In a joint statement, the two parties stressed “the need to avoid any steps that could provoke anger among supporters or disturb citizens who look forward to freely exercising their right to vote in an atmosphere of democratic competition.”
The two parties, alongside other parties with supporters in Choueifat, such as Hezbollah, the Lebanese Forces, the Syrian Social Nationalist Party and the Amal Movement, have agreed on “disowning anyone who breaches security, requesting that the security forces intensify their presence in Choueifat, identifying fixed locations until the elections are over, and restraining from carrying out provocative processions.”
Campaigning lasts 24 hours before polling and has seen various kinds of violations of the electoral law.
Several young men from the Sabaa party — a group of independent activists — demonstrated on Tuesday outside the Ministry of Interior, carrying banners questioning the ministry’s role in election-related issues.
“Serious violations are taking place because the country is out of control; many are exploiting their positions and pouring (in) their money, and conflicts are happening at grassroots level — people are tearing down photos of candidates and individuals are fighting with one another,” said Gilbert Hobeish on behalf of the demonstrators.
He added: “This is unacceptable, and the minister of interior must take responsibility.”

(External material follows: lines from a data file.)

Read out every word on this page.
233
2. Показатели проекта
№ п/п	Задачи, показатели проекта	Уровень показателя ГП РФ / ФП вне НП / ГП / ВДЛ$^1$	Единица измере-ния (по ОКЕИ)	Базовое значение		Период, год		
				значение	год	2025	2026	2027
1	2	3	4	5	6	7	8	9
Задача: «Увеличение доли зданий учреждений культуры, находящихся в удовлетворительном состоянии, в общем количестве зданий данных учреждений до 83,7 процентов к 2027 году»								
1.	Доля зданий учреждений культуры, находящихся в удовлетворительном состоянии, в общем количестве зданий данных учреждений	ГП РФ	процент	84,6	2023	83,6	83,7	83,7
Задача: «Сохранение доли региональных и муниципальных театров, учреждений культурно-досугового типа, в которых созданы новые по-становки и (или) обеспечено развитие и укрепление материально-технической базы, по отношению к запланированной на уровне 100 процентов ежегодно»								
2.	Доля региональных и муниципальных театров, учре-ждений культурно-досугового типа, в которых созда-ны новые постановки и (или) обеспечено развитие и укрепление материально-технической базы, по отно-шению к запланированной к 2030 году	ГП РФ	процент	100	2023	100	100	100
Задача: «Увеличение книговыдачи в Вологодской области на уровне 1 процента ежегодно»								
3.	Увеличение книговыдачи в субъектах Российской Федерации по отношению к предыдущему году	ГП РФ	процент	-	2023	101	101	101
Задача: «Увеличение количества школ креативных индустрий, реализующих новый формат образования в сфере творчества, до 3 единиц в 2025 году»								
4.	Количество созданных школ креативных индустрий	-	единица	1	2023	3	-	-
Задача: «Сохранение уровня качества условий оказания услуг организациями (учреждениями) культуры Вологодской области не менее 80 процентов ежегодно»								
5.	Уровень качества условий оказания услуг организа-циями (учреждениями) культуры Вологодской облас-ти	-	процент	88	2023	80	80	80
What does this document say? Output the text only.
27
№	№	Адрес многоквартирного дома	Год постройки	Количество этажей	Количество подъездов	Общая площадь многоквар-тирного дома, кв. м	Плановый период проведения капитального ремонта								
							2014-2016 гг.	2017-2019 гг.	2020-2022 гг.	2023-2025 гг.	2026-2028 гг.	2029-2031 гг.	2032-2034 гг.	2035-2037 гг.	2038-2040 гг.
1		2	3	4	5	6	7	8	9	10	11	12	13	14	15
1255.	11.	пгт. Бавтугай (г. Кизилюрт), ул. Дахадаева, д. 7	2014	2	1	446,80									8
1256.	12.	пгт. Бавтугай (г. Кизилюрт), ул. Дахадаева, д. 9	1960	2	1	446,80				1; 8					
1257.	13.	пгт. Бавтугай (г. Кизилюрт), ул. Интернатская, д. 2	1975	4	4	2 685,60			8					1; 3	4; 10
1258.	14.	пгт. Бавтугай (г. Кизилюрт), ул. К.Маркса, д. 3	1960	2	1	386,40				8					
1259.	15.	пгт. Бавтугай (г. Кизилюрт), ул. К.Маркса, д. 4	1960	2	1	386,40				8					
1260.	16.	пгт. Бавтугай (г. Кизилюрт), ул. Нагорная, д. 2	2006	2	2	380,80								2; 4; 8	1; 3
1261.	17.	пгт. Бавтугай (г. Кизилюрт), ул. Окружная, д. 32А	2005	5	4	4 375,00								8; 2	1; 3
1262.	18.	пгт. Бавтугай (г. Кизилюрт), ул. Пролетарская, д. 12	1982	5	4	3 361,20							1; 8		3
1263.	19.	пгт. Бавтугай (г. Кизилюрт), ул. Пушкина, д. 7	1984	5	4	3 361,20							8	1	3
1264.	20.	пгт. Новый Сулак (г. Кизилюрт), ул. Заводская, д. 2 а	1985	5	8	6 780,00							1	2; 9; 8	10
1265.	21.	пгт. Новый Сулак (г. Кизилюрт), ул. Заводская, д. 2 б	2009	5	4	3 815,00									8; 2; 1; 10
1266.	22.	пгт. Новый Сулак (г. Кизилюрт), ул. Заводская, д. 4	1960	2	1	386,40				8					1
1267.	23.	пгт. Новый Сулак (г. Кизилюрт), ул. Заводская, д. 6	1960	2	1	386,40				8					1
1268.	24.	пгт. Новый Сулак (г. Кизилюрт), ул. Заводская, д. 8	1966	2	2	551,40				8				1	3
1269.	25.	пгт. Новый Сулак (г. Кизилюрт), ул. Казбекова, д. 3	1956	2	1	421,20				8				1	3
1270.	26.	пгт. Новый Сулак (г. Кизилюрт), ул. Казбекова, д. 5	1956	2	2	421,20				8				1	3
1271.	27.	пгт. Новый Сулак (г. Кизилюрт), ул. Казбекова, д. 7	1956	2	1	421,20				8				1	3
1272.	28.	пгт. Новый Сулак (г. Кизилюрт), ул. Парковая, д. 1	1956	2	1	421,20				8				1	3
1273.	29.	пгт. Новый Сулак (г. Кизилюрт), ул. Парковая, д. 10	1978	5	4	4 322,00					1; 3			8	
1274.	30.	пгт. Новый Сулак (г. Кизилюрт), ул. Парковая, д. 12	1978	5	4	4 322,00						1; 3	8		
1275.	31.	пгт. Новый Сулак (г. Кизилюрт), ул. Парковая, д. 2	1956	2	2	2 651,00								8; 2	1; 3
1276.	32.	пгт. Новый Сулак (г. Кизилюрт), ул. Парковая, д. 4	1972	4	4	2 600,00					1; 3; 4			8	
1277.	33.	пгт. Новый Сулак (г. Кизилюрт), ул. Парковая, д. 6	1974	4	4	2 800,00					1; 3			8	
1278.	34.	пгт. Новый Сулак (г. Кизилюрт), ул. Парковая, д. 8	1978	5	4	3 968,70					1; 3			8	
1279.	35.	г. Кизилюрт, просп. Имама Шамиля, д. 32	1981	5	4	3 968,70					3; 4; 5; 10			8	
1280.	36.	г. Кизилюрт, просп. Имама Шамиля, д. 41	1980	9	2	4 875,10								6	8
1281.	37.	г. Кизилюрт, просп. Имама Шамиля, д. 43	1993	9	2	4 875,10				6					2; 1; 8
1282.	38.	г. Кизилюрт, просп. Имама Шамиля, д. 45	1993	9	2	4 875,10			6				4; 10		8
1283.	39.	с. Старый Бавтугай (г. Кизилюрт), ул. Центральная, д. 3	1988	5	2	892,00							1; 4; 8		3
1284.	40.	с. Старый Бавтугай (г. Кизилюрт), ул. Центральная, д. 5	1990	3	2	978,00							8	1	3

Hobeish criticized the Electoral Supervisory Commission, saying “it only oversees the civil society or change candidates.”
“We reject this in toto,” he said.
Ali Al-Amin, a candidate on the Shbaana Haki electoral list (who was assaulted last Sunday by Hezbollah supporters in the town of Shaqra because he hung his photo outside his house), held a press conference in the town of Nabatiyah Al-Fawqa and renewed his protest against “the tyranny that silences voices, oppresses liberties and acts on its own will and temperaments, making us feel as if we were in the law of the jungle era.”
He said that “resistance isn’t anyone’s property nor is it one party’s ownership.”
He also called on “the free people of the south to decide which life they wanted and to which homeland and identity they belonged.”
Campaign fever is rising in Lebanon 48 hours before the elections are held for the first time for Lebanese communities in several Arab countries. These elections are to be held 11 days before parliamentary elections take place inside Lebanon.